Roumestan ne se souvenait pas de paysage comparable à celui-là, non, pas même dans sa chère Provence : il n’imaginait pas de bonheur plus complet que le sien. Ni soucis, ni remords. Sa femme fidèle et croyante, l’espoir de l’enfant, la prédiction de Bouchereau sur Hortense, l’effet désastreux qu’allait produire l’apparition du décret Cadaillac à l’Officiel, rien n’existait plus pour lui.

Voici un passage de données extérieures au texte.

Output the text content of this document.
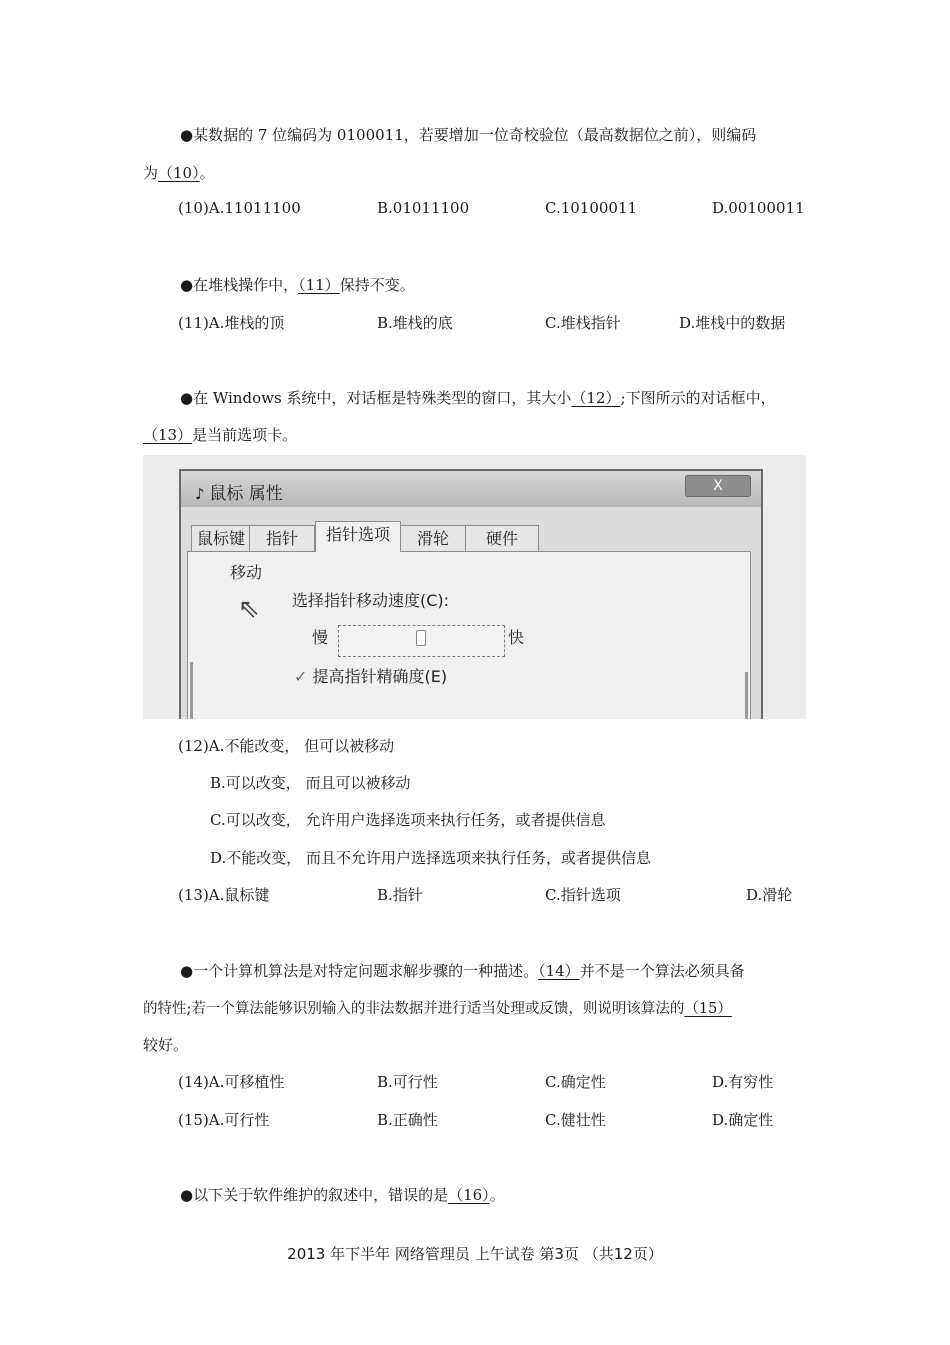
●某数据的 7 位编码为 0100011，若要增加一位奇校验位（最高数据位之前），则编码
为（10）。
(10)A.11011100	B.01011100	C.10100011	D.00100011
●在堆栈操作中，（11）保持不变。
(11)A.堆栈的顶	B.堆栈的底	C.堆栈指针	D.堆栈中的数据
●在 Windows 系统中，对话框是特殊类型的窗口，其大小（12）;下图所示的对话框中，
（13）是当前选项卡。
♪ 鼠标 属性	X
鼠标键	指针	指针选项	滑轮	硬件
移动
⇖ 选择指针移动速度(C):
慢	快
✓ 提高指针精确度(E)
(12)A.不能改变， 但可以被移动
B.可以改变， 而且可以被移动
C.可以改变， 允许用户选择选项来执行任务，或者提供信息
D.不能改变， 而且不允许用户选择选项来执行任务，或者提供信息
(13)A.鼠标键	B.指针	C.指针选项	D.滑轮
●一个计算机算法是对特定问题求解步骤的一种描述。（14）并不是一个算法必须具备
的特性;若一个算法能够识别输入的非法数据并进行适当处理或反馈，则说明该算法的（15）
较好。
(14)A.可移植性	B.可行性	C.确定性	D.有穷性
(15)A.可行性	B.正确性	C.健壮性	D.确定性
●以下关于软件维护的叙述中，错误的是（16）。
2013 年下半年 网络管理员 上午试卷 第3页 （共12页）
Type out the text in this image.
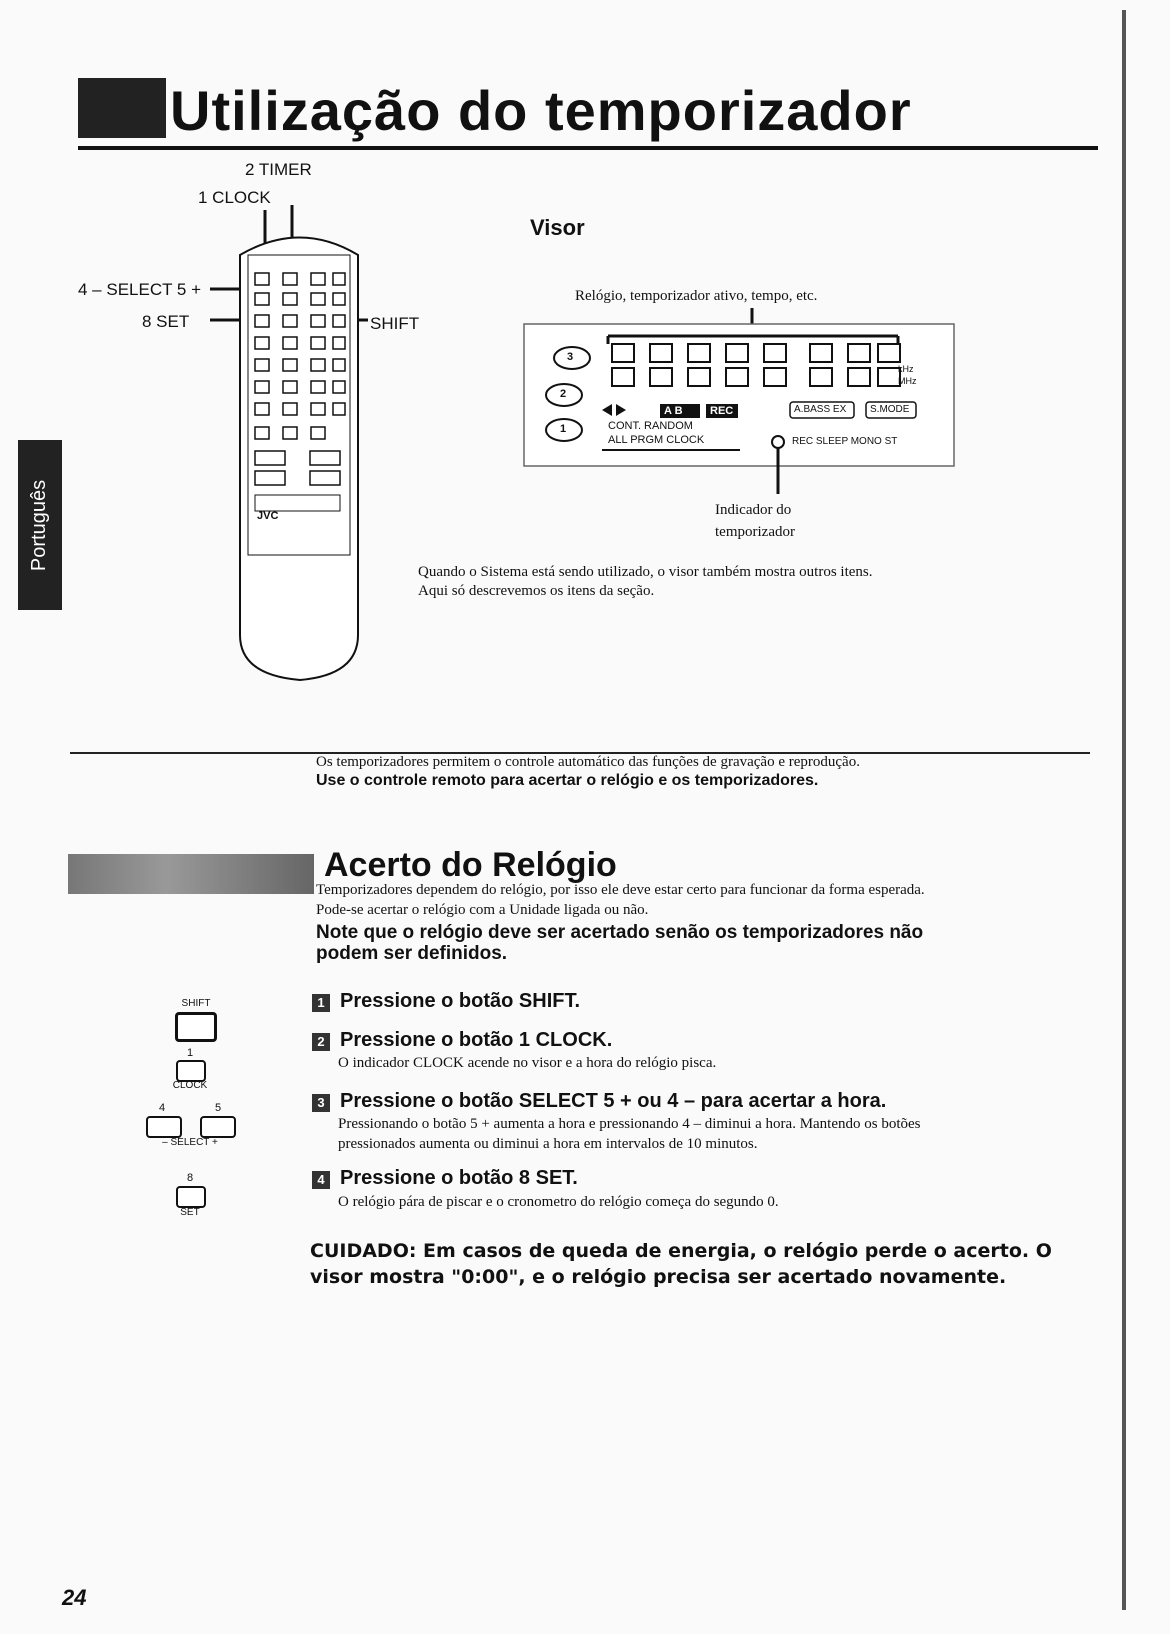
Utilização do temporizador
Português
2 TIMER
1 CLOCK
4 – SELECT 5 +
8 SET	SHIFT
JVC
Visor
Relógio, temporizador ativo, tempo, etc.
kHz
MHz
A B REC
CONT. RANDOM
ALL PRGM CLOCK
A.BASS EX S.MODE
REC SLEEP MONO ST
3
2
1
Indicador do
temporizador
Quando o Sistema está sendo utilizado, o visor também mostra outros itens.
Aqui só descrevemos os itens da seção.
Os temporizadores permitem o controle automático das funções de gravação e reprodução.
Use o controle remoto para acertar o relógio e os temporizadores.
Acerto do Relógio
Temporizadores dependem do relógio, por isso ele deve estar certo para funcionar da forma esperada.
Pode-se acertar o relógio com a Unidade ligada ou não.
Note que o relógio deve ser acertado senão os temporizadores não
podem ser definidos.
SHIFT
1
CLOCK
4	5
– SELECT +
8
SET
1 Pressione o botão SHIFT.
2 Pressione o botão 1 CLOCK.
O indicador CLOCK acende no visor e a hora do relógio pisca.
3 Pressione o botão SELECT 5 + ou 4 – para acertar a hora.
Pressionando o botão 5 + aumenta a hora e pressionando 4 – diminui a hora. Mantendo os botões
pressionados aumenta ou diminui a hora em intervalos de 10 minutos.
4 Pressione o botão 8 SET.
O relógio pára de piscar e o cronometro do relógio começa do segundo 0.
CUIDADO: Em casos de queda de energia, o relógio perde o acerto. O
visor mostra "0:00", e o relógio precisa ser acertado novamente.
24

Tout son destin tenait dans cette belle fille dont les yeux reflétaient ses yeux, ses genoux emboîtés dans les siens, et qui sous le voile azur, rosé par sa chair blonde, chantait en lui pressant les mains :

Maintenant je me sens aimée,
Fuyons tous deux sous la ramée…

Pendant qu’ils s’emportaient dans le vent de la course, la route dévidée rapidement élargissait son paysage à mesure, laissant voir une plaine immense en demi-cercle, des lacs, des villages, puis des montagnes nuancées à leur degré d’éloignement, la Savoie qui commençait.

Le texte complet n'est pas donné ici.